Os impasses éticos e morais do uso de Inteligência Artificial
Enviada em 02/07/2021
O filme norte-americano “O exterminador do futuro” apresenta uma situação crítica na máquina, após ser desenvolvida a ponto de ultrapassar a inteligência e capacidade humana, declara guerra contra a humanidade. Analogamente à perspectiva cinematográfica, apesar de computadores ainda não representam uma ameaça desse nível, o uso e aprimoramento da Inteligência Artificial é uma realidade. Aliado ao crescimento de seu potencial, crescem proporcionalmente os riscos éticos e morais a que somos expostos nesse processo. Isso pode gerar quadros de insegurança nas redes e uma onda de desemprego, caso não recupere ações por parte do investimento privado e de órgãos federais.

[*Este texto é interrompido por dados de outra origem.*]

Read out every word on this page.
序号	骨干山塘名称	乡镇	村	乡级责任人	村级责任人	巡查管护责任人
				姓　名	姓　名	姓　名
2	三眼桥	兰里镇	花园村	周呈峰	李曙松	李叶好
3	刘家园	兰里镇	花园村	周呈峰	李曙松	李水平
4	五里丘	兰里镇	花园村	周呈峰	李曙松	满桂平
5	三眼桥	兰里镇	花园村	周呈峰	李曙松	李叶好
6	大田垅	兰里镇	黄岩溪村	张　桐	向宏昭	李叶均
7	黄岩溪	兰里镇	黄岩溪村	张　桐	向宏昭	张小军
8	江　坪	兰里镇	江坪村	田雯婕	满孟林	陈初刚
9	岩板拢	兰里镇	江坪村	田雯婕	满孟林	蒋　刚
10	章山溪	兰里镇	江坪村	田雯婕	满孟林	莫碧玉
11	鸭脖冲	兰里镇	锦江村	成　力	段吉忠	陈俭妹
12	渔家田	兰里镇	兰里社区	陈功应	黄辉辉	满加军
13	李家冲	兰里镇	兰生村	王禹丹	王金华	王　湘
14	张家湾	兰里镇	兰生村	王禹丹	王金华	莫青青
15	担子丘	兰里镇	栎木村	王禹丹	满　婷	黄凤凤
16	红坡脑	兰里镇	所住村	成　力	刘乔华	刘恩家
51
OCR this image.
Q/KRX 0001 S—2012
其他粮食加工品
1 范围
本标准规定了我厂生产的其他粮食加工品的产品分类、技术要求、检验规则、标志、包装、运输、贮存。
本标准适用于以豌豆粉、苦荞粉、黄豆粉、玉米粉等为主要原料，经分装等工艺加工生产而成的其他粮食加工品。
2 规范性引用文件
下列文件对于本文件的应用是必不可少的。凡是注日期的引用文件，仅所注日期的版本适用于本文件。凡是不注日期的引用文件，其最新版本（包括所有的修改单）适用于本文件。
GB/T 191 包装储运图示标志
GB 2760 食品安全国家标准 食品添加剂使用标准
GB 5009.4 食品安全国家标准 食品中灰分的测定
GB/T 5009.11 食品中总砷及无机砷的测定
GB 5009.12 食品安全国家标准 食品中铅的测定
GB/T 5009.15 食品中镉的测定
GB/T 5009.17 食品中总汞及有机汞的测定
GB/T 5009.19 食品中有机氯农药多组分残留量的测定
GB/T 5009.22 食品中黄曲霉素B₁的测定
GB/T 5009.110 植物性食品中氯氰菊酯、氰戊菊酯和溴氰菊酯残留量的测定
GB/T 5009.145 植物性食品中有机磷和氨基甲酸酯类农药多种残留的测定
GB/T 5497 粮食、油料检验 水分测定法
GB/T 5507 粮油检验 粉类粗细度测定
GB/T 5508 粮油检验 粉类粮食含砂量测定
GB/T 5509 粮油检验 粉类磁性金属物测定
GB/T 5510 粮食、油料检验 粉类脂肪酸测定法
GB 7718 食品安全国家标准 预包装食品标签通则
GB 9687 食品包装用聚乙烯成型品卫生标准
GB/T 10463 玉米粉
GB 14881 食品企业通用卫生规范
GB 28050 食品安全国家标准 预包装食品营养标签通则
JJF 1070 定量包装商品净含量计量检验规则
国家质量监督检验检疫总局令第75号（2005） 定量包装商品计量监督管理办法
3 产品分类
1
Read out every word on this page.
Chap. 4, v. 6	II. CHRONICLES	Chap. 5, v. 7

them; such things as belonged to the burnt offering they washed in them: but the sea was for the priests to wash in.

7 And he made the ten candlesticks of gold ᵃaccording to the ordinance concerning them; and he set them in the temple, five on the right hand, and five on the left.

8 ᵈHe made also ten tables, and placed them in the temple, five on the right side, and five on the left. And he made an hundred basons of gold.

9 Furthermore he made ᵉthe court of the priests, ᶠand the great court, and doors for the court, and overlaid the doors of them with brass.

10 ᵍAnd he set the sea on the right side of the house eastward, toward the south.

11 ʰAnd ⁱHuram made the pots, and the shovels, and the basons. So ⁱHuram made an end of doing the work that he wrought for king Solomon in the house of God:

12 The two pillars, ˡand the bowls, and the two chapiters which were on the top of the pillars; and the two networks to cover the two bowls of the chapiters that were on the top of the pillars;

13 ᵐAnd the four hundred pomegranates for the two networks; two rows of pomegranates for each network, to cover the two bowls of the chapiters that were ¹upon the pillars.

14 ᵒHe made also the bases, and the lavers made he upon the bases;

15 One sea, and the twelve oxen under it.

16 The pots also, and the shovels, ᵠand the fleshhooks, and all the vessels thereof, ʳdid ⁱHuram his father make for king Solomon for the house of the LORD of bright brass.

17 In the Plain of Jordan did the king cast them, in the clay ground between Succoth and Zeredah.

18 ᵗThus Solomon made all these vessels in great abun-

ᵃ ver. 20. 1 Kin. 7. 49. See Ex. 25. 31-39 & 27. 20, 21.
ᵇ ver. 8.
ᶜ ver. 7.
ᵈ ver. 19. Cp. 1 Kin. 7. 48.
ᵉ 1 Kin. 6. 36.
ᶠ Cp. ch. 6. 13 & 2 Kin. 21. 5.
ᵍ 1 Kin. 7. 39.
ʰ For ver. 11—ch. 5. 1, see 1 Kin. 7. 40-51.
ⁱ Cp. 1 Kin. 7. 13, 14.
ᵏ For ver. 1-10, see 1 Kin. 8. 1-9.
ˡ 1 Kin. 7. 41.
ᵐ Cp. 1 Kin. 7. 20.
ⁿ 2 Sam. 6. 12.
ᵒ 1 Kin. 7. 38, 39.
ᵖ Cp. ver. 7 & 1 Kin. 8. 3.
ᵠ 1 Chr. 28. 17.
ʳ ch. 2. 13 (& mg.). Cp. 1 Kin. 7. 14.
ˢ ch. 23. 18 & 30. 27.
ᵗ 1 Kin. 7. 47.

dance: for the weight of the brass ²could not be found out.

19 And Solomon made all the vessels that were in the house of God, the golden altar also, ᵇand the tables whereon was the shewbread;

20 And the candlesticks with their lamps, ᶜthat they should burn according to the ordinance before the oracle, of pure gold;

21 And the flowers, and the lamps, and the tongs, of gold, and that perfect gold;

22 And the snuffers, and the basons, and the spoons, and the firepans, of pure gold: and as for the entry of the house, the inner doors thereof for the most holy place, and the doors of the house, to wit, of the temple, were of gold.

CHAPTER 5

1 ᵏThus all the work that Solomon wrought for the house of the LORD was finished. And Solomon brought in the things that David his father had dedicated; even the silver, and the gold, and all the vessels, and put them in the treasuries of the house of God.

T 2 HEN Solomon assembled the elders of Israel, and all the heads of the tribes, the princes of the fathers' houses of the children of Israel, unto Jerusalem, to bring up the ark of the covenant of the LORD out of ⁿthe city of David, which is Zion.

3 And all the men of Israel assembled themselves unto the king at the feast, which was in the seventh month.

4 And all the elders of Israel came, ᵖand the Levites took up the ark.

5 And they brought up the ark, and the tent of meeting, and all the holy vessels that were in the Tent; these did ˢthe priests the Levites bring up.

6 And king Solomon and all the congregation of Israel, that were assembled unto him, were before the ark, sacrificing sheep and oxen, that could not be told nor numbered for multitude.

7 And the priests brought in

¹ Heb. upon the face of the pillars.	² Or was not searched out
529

Primeiramente, sistemas de Inteligência Artificial são amplamente utilizados no ambiente virtual, com destaque para as redes sociais, centrais de atendimento e plataformas bancárias. Essa ampla presença dessa Inteligência, quando desconectada de modelos de segurança adequados e medidas reguladoras impostas por leis, expõe os usuários desses serviços à violação de sua privacidade e à coleta irrestrita de seus dados. A exemplo disso, a rede de compartilhamento “Facebook” foi recentemente acusada do uso de informações pessoais de seus adeptos, cenário que se repete constantemente no meio virtual. Logo, é perceptível que o despreparo do Brasil para o uso da utilização dessa tecnologia - seja por carência de controle legal, seja pela falta de especialização em segurança virtual -, torna os brasileiros abertos a serem vítimas de fraudes ou roubos online.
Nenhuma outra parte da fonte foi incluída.